Another interesting concept is that the Levator scapulae muscle is the driver/director of scapula rotation within the coronal plane.
This long narrow muscle is not fashioned for lifting, but for driving/directing scapula rotational shifts via insertion upon Superior Scapula Spine (SSS, shaped like guitar pick).
As the scapula rotates during cranking of shoulder hemi-girdle, the Levator scapulae, if spastic, twangs as its tendon stumbles over the SSS.
This sudden tendon catch & release emits a grossly audible snapping sound I named the “Levator snap”; confirmed by palpation & auscultation.
Entheses where Levator scapulae inserts upon SSS is a premiere Fibromyalgia pain point; depicted in almost every Fibromyalgia (FM) drug ad (I saved them).
The Levator scapulae muscle chronically & painfully spasms as it struggles to keep bendy body towers of pwHSD & FM upright & vertical; a job outside its repertoire.
When examining body part functions in real time, the clinician must regard, at all times, the unseen gorilla in the exam room: Gravity.
Repetitive joint dysfunctions within ambient gravity field generate painful spastic soft tissues of FM; resulting in neural (autonomic) impingements at floppy joints; inducing dysautonomias.
Shoulder mechanism weighs ~15#, & the only central osseous attachment of this marvelous bio-mechanical structure is at the sterno-claviclar joint. Muscles, tendons, & ligaments hold everything upright.
Another clue to shoulder girdles potentiated for TOS is ancestory.

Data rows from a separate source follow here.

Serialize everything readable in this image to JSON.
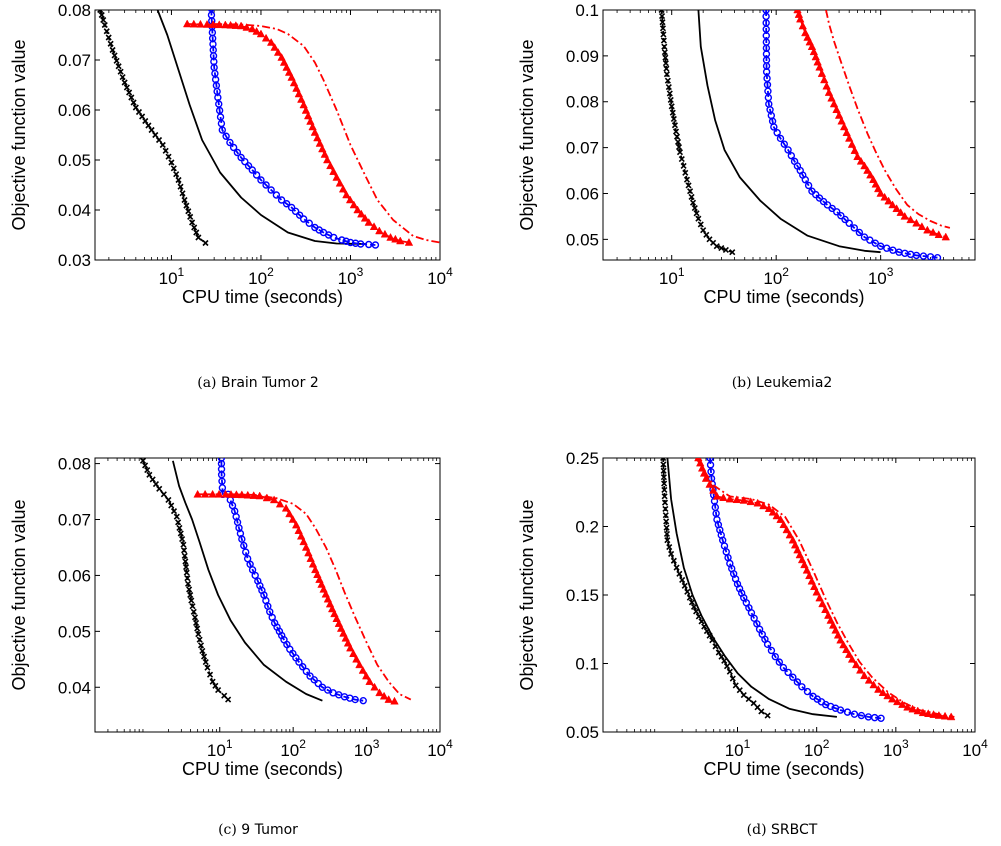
{
  "chart_data": [
    {
      "type": "line",
      "caption": {
        "label": "(a)",
        "name": "Brain Tumor 2"
      },
      "xlabel": "CPU time (seconds)",
      "ylabel": "Objective function value",
      "xscale": "log",
      "xlim": [
        1.4,
        10000
      ],
      "ylim": [
        0.03,
        0.08
      ],
      "xticks": [
        10,
        100,
        1000,
        10000
      ],
      "xticklabels": [
        {
          "base": "10",
          "exp": "1"
        },
        {
          "base": "10",
          "exp": "2"
        },
        {
          "base": "10",
          "exp": "3"
        },
        {
          "base": "10",
          "exp": "4"
        }
      ],
      "yticks": [
        0.03,
        0.04,
        0.05,
        0.06,
        0.07,
        0.08
      ],
      "yticklabels": [
        "0.03",
        "0.04",
        "0.05",
        "0.06",
        "0.07",
        "0.08"
      ],
      "series": [
        {
          "color": "#000000",
          "dash": "4,3",
          "marker": "x",
          "x": [
            1.6,
            1.8,
            2.2,
            3,
            4,
            6,
            8,
            10,
            12,
            14,
            17,
            20,
            24
          ],
          "y": [
            0.08,
            0.077,
            0.072,
            0.0655,
            0.0605,
            0.056,
            0.053,
            0.0495,
            0.046,
            0.042,
            0.0375,
            0.0345,
            0.0334
          ]
        },
        {
          "color": "#000000",
          "dash": "",
          "marker": "none",
          "x": [
            7,
            9,
            12,
            16,
            22,
            35,
            60,
            100,
            200,
            400,
            700,
            1500
          ],
          "y": [
            0.08,
            0.075,
            0.068,
            0.061,
            0.054,
            0.0475,
            0.0425,
            0.039,
            0.0355,
            0.0338,
            0.0333,
            0.0332
          ]
        },
        {
          "color": "#0000ff",
          "dash": "6,3",
          "marker": "o",
          "x": [
            27,
            28,
            30,
            33,
            37,
            45,
            60,
            80,
            100,
            130,
            170,
            220,
            300,
            400,
            500,
            650,
            800,
            1000,
            1300,
            1600,
            1900
          ],
          "y": [
            0.0855,
            0.079,
            0.0685,
            0.0625,
            0.056,
            0.0535,
            0.0505,
            0.048,
            0.046,
            0.044,
            0.042,
            0.0405,
            0.0382,
            0.0365,
            0.0355,
            0.0345,
            0.034,
            0.0335,
            0.0332,
            0.0331,
            0.033
          ]
        },
        {
          "color": "#ff0000",
          "dash": "6,3",
          "marker": "^",
          "x": [
            15,
            25,
            40,
            60,
            80,
            100,
            130,
            170,
            220,
            300,
            400,
            550,
            700,
            900,
            1200,
            1600,
            2100,
            2800,
            3600,
            4500
          ],
          "y": [
            0.0772,
            0.0771,
            0.077,
            0.0768,
            0.0762,
            0.0752,
            0.0735,
            0.0705,
            0.0665,
            0.061,
            0.0555,
            0.05,
            0.0465,
            0.043,
            0.04,
            0.0375,
            0.0358,
            0.0345,
            0.0338,
            0.0335
          ]
        },
        {
          "color": "#ff0000",
          "dash": "8,3,2,3",
          "marker": "none",
          "x": [
            30,
            60,
            100,
            150,
            200,
            300,
            400,
            500,
            700,
            1000,
            1500,
            2000,
            3000,
            5000,
            7000,
            10000
          ],
          "y": [
            0.0772,
            0.0771,
            0.0768,
            0.0762,
            0.0752,
            0.0728,
            0.0695,
            0.066,
            0.06,
            0.053,
            0.0465,
            0.042,
            0.038,
            0.0348,
            0.034,
            0.0335
          ]
        }
      ]
    },
    {
      "type": "line",
      "caption": {
        "label": "(b)",
        "name": "Leukemia2"
      },
      "xlabel": "CPU time (seconds)",
      "ylabel": "Objective function value",
      "xscale": "log",
      "xlim": [
        2.2,
        8000
      ],
      "ylim": [
        0.0455,
        0.1
      ],
      "xticks": [
        10,
        100,
        1000
      ],
      "xticklabels": [
        {
          "base": "10",
          "exp": "1"
        },
        {
          "base": "10",
          "exp": "2"
        },
        {
          "base": "10",
          "exp": "3"
        }
      ],
      "yticks": [
        0.05,
        0.06,
        0.07,
        0.08,
        0.09,
        0.1
      ],
      "yticklabels": [
        "0.05",
        "0.06",
        "0.07",
        "0.08",
        "0.09",
        "0.1"
      ],
      "series": [
        {
          "color": "#000000",
          "dash": "4,3",
          "marker": "x",
          "x": [
            8,
            8.5,
            9,
            10,
            11,
            12,
            13,
            14,
            15,
            16,
            18,
            20,
            23,
            27,
            33,
            38
          ],
          "y": [
            0.1,
            0.092,
            0.086,
            0.079,
            0.0735,
            0.069,
            0.066,
            0.063,
            0.0605,
            0.058,
            0.0545,
            0.052,
            0.05,
            0.0485,
            0.0477,
            0.0472
          ]
        },
        {
          "color": "#000000",
          "dash": "",
          "marker": "none",
          "x": [
            18,
            19,
            22,
            26,
            32,
            45,
            70,
            110,
            200,
            400,
            700,
            1000
          ],
          "y": [
            0.1,
            0.092,
            0.0835,
            0.076,
            0.0695,
            0.0635,
            0.0585,
            0.0545,
            0.0508,
            0.0485,
            0.0475,
            0.0472
          ]
        },
        {
          "color": "#0000ff",
          "dash": "6,3",
          "marker": "o",
          "x": [
            80,
            80.5,
            81,
            85,
            95,
            110,
            130,
            150,
            170,
            190,
            220,
            260,
            310,
            380,
            500,
            700,
            1000,
            1500,
            2200,
            3000,
            3500
          ],
          "y": [
            0.1,
            0.093,
            0.0865,
            0.0795,
            0.0745,
            0.072,
            0.0695,
            0.067,
            0.065,
            0.063,
            0.0605,
            0.059,
            0.0575,
            0.056,
            0.0535,
            0.0505,
            0.0485,
            0.0472,
            0.0465,
            0.0462,
            0.046
          ]
        },
        {
          "color": "#ff0000",
          "dash": "6,3",
          "marker": "^",
          "x": [
            160,
            170,
            190,
            220,
            260,
            320,
            400,
            500,
            600,
            700,
            850,
            1000,
            1300,
            1700,
            2200,
            2800,
            3600,
            4200
          ],
          "y": [
            0.1,
            0.098,
            0.095,
            0.092,
            0.0875,
            0.082,
            0.077,
            0.072,
            0.068,
            0.066,
            0.063,
            0.06,
            0.0575,
            0.055,
            0.0535,
            0.052,
            0.051,
            0.0505
          ]
        },
        {
          "color": "#ff0000",
          "dash": "8,3,2,3",
          "marker": "none",
          "x": [
            300,
            320,
            360,
            420,
            500,
            600,
            750,
            900,
            1100,
            1400,
            1800,
            2300,
            3000,
            3800,
            4600
          ],
          "y": [
            0.1,
            0.097,
            0.093,
            0.0885,
            0.0835,
            0.0785,
            0.073,
            0.069,
            0.065,
            0.061,
            0.0575,
            0.0555,
            0.054,
            0.053,
            0.0525
          ]
        }
      ]
    },
    {
      "type": "line",
      "caption": {
        "label": "(c)",
        "name": "9 Tumor"
      },
      "xlabel": "CPU time (seconds)",
      "ylabel": "Objective function value",
      "xscale": "log",
      "xlim": [
        0.2,
        10000
      ],
      "ylim": [
        0.032,
        0.081
      ],
      "xticks": [
        10,
        100,
        1000,
        10000
      ],
      "xticklabels": [
        {
          "base": "10",
          "exp": "1"
        },
        {
          "base": "10",
          "exp": "2"
        },
        {
          "base": "10",
          "exp": "3"
        },
        {
          "base": "10",
          "exp": "4"
        }
      ],
      "yticks": [
        0.04,
        0.05,
        0.06,
        0.07,
        0.08
      ],
      "yticklabels": [
        "0.04",
        "0.05",
        "0.06",
        "0.07",
        "0.08"
      ],
      "series": [
        {
          "color": "#000000",
          "dash": "4,3",
          "marker": "x",
          "x": [
            0.9,
            1.1,
            1.5,
            2,
            2.6,
            3.2,
            3.7,
            4.1,
            4.6,
            5.1,
            5.8,
            6.8,
            8,
            9.5,
            11.5,
            13
          ],
          "y": [
            0.0805,
            0.078,
            0.0755,
            0.0735,
            0.0705,
            0.0655,
            0.0585,
            0.0555,
            0.0525,
            0.0495,
            0.0465,
            0.0435,
            0.041,
            0.0395,
            0.0385,
            0.0378
          ]
        },
        {
          "color": "#000000",
          "dash": "",
          "marker": "none",
          "x": [
            2.3,
            2.8,
            3.4,
            4.2,
            5.3,
            7,
            9.5,
            14,
            22,
            40,
            80,
            150,
            250
          ],
          "y": [
            0.0805,
            0.076,
            0.073,
            0.07,
            0.066,
            0.061,
            0.0565,
            0.052,
            0.048,
            0.044,
            0.041,
            0.0388,
            0.0376
          ]
        },
        {
          "color": "#0000ff",
          "dash": "6,3",
          "marker": "o",
          "x": [
            10.5,
            10.6,
            11,
            13,
            16,
            20,
            24,
            28,
            33,
            40,
            48,
            56,
            65,
            75,
            90,
            120,
            170,
            250,
            350,
            500,
            700,
            900
          ],
          "y": [
            0.082,
            0.078,
            0.0745,
            0.0745,
            0.0715,
            0.0665,
            0.063,
            0.061,
            0.059,
            0.0565,
            0.0535,
            0.0515,
            0.05,
            0.0485,
            0.0468,
            0.0445,
            0.042,
            0.04,
            0.039,
            0.0383,
            0.0378,
            0.0376
          ]
        },
        {
          "color": "#ff0000",
          "dash": "6,3",
          "marker": "^",
          "x": [
            5,
            8,
            12,
            20,
            35,
            55,
            80,
            110,
            150,
            200,
            260,
            340,
            450,
            600,
            800,
            1100,
            1500,
            2000,
            2400
          ],
          "y": [
            0.0745,
            0.0745,
            0.0745,
            0.0744,
            0.0742,
            0.0735,
            0.072,
            0.069,
            0.065,
            0.061,
            0.0575,
            0.054,
            0.0505,
            0.047,
            0.044,
            0.041,
            0.039,
            0.0378,
            0.0375
          ]
        },
        {
          "color": "#ff0000",
          "dash": "8,3,2,3",
          "marker": "none",
          "x": [
            15,
            30,
            60,
            100,
            150,
            200,
            280,
            380,
            500,
            700,
            1000,
            1400,
            2000,
            2800,
            4000
          ],
          "y": [
            0.0745,
            0.0744,
            0.0738,
            0.0728,
            0.071,
            0.0685,
            0.065,
            0.061,
            0.057,
            0.0525,
            0.048,
            0.044,
            0.041,
            0.0388,
            0.0378
          ]
        }
      ]
    },
    {
      "type": "line",
      "caption": {
        "label": "(d)",
        "name": "SRBCT"
      },
      "xlabel": "CPU time (seconds)",
      "ylabel": "Objective function value",
      "xscale": "log",
      "xlim": [
        0.2,
        10000
      ],
      "ylim": [
        0.05,
        0.25
      ],
      "xticks": [
        10,
        100,
        1000,
        10000
      ],
      "xticklabels": [
        {
          "base": "10",
          "exp": "1"
        },
        {
          "base": "10",
          "exp": "2"
        },
        {
          "base": "10",
          "exp": "3"
        },
        {
          "base": "10",
          "exp": "4"
        }
      ],
      "yticks": [
        0.05,
        0.1,
        0.15,
        0.2,
        0.25
      ],
      "yticklabels": [
        "0.05",
        "0.1",
        "0.15",
        "0.2",
        "0.25"
      ],
      "series": [
        {
          "color": "#000000",
          "dash": "4,3",
          "marker": "x",
          "x": [
            1.15,
            1.2,
            1.3,
            1.45,
            1.7,
            2,
            2.5,
            3,
            3.8,
            4.8,
            5.8,
            6.8,
            8,
            9.5,
            12,
            16,
            20,
            24
          ],
          "y": [
            0.25,
            0.222,
            0.19,
            0.18,
            0.17,
            0.161,
            0.148,
            0.138,
            0.127,
            0.117,
            0.108,
            0.102,
            0.094,
            0.084,
            0.077,
            0.071,
            0.065,
            0.062
          ]
        },
        {
          "color": "#000000",
          "dash": "",
          "marker": "none",
          "x": [
            1.3,
            1.45,
            1.7,
            2.1,
            2.7,
            3.5,
            5,
            7,
            10,
            15,
            25,
            45,
            90,
            180
          ],
          "y": [
            0.25,
            0.22,
            0.195,
            0.17,
            0.15,
            0.135,
            0.118,
            0.105,
            0.093,
            0.083,
            0.074,
            0.067,
            0.063,
            0.061
          ]
        },
        {
          "color": "#0000ff",
          "dash": "6,3",
          "marker": "o",
          "x": [
            4.5,
            4.7,
            5,
            5.5,
            6.5,
            8,
            10,
            12,
            15,
            19,
            24,
            30,
            38,
            50,
            65,
            90,
            130,
            200,
            300,
            450,
            650
          ],
          "y": [
            0.25,
            0.235,
            0.223,
            0.205,
            0.19,
            0.173,
            0.158,
            0.148,
            0.137,
            0.125,
            0.114,
            0.105,
            0.097,
            0.09,
            0.083,
            0.076,
            0.07,
            0.066,
            0.063,
            0.061,
            0.06
          ]
        },
        {
          "color": "#ff0000",
          "dash": "6,3",
          "marker": "^",
          "x": [
            3.2,
            4,
            5.5,
            8,
            12,
            18,
            25,
            35,
            50,
            70,
            100,
            140,
            200,
            280,
            400,
            600,
            900,
            1400,
            2200,
            3500,
            5000
          ],
          "y": [
            0.25,
            0.235,
            0.222,
            0.22,
            0.219,
            0.217,
            0.213,
            0.205,
            0.19,
            0.172,
            0.152,
            0.135,
            0.117,
            0.103,
            0.091,
            0.081,
            0.074,
            0.068,
            0.064,
            0.062,
            0.061
          ]
        },
        {
          "color": "#ff0000",
          "dash": "8,3,2,3",
          "marker": "none",
          "x": [
            3,
            5,
            8,
            15,
            25,
            40,
            60,
            90,
            130,
            180,
            250,
            350,
            500,
            800,
            1300,
            2000,
            3500,
            5500
          ],
          "y": [
            0.25,
            0.23,
            0.222,
            0.22,
            0.216,
            0.207,
            0.19,
            0.168,
            0.147,
            0.13,
            0.115,
            0.101,
            0.09,
            0.079,
            0.071,
            0.066,
            0.063,
            0.061
          ]
        }
      ]
    }
  ]
}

Persons of Viking-Irish heritage oft have sloped shoulder morphology that portends a tighter Thoracic Outlet.
Another clue: awareness that a major aircraft builder is proximate a clinic that specializes in TOS; epidemic amongst electricians who work daily with arms overhead installing wires in airplanes.
Overhead work requires that shoulder girdles be stabilized via S. trapezium chronic contraction, which leads to spasm & correlate hyperdynamic development of opposing P. Minor muscles.
Once again, hyperdynamic function of downward draw of distal clavicle as imposed by an hyperdynamic P. minor muscle is a dominant theme in evolution of TOS.
Within these tweets, I have discussed the cure for TOS. Cures follow rationally upon knowledge of true causes.